The striking workers exploited this resentment by calling Li out by name early on and setting up camp outside his corporate headquarters even though, as Li's spokesmen repeatedly pointed out, HIT is not the dockworkers' employer but only the operator of the port where they work.

The workers are actually managed and paid by a group of subcontractors that shield HIT and Li from any corporate responsibility for conditions on the docks. But strikers made a point of demanding that Li come out from behind that shield and shoulder some of the blame for their plight. They even marched to his private mansion in Hong Kong's exclusive enclave of Shouson Hill to wave their protest banners and state their case.

But the big man remained silent and unseen, instead trotting out his chief henchman - Canning Fok Kin-ning, director of Cheung Kong Holdings, Li's flagship company - to launch a blistering personal attack on Lee as the chief negotiator for the strikers. Fok accused Lee of disregarding the best interests of the dockworkers to advance his own career and of employing "the style of the Cultural Revolution", the brutal, 10-year purge launched by China's Mao Zedong in 1966 to eliminate opposition to his iron-fisted rule.

"Lee Cheuk-yan resorts to every means - he doesn't want an outcome at all, hoping that as the strike drags on, he can negotiate with Mr Li so as to boost his own publicity," Fok charged.

HIT also ran full-page advertisements in most of the city's newspapers calling the dockworkers' demands "unachievable" and attacking Lee's motives.

Obviously referring to Lee, the Chinese-language version of the ad queried: "Is someone unwilling to make a deal? Is there someone who wants to achieve his own purpose and is ignoring the interests of the workers?"

As for Lee, he brushed off the ad hominem barbs, saying, "We just want to express how discontented we feel." And he, along with Ho, did indeed manage to emerge from the strike, unlike any other public figure involved, with enhanced appeal.

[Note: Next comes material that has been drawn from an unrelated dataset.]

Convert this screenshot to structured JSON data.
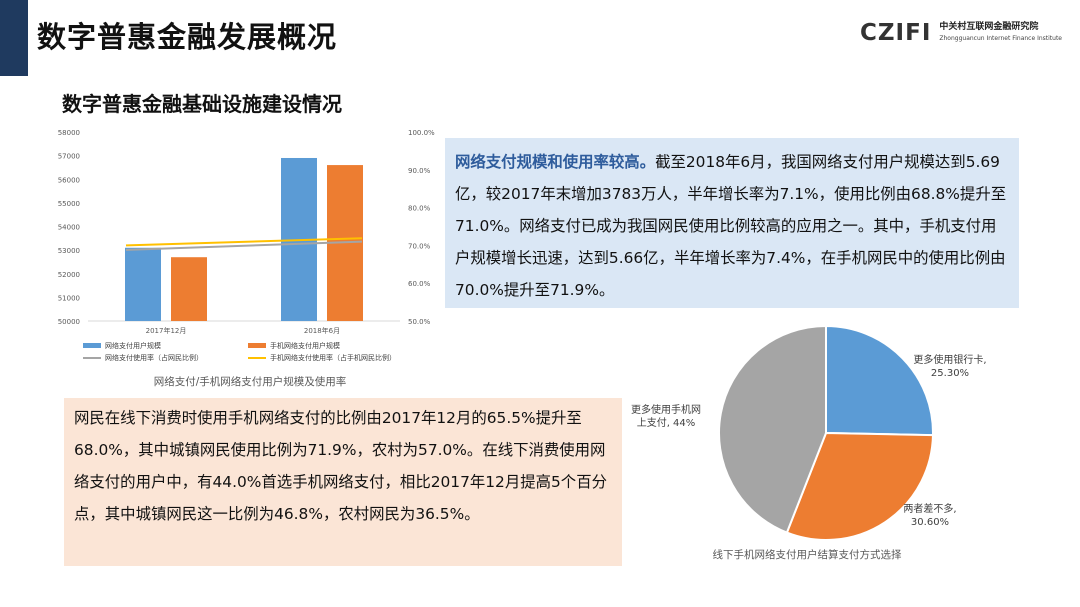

Secretary for Labor and Welfare Matthew Cheung Kin-chung's anemic attempt to "mediate" between the dockworkers and subcontractors did nothing to increase his popularity or to dispel the widespread perception of government collusion with big business in the city.

Remarkably, Hong Kong Chief Executive Leung Chun-ying has barely acknowledged that the 40-day strike took place - except to reject collective bargaining as a union tool after the workers agreed to return to their jobs.

But it was clearly Hong Kong's richest man who took the biggest hit to his image. Li, once commonly referred to as Superman, is not flying so high in his hometown these days.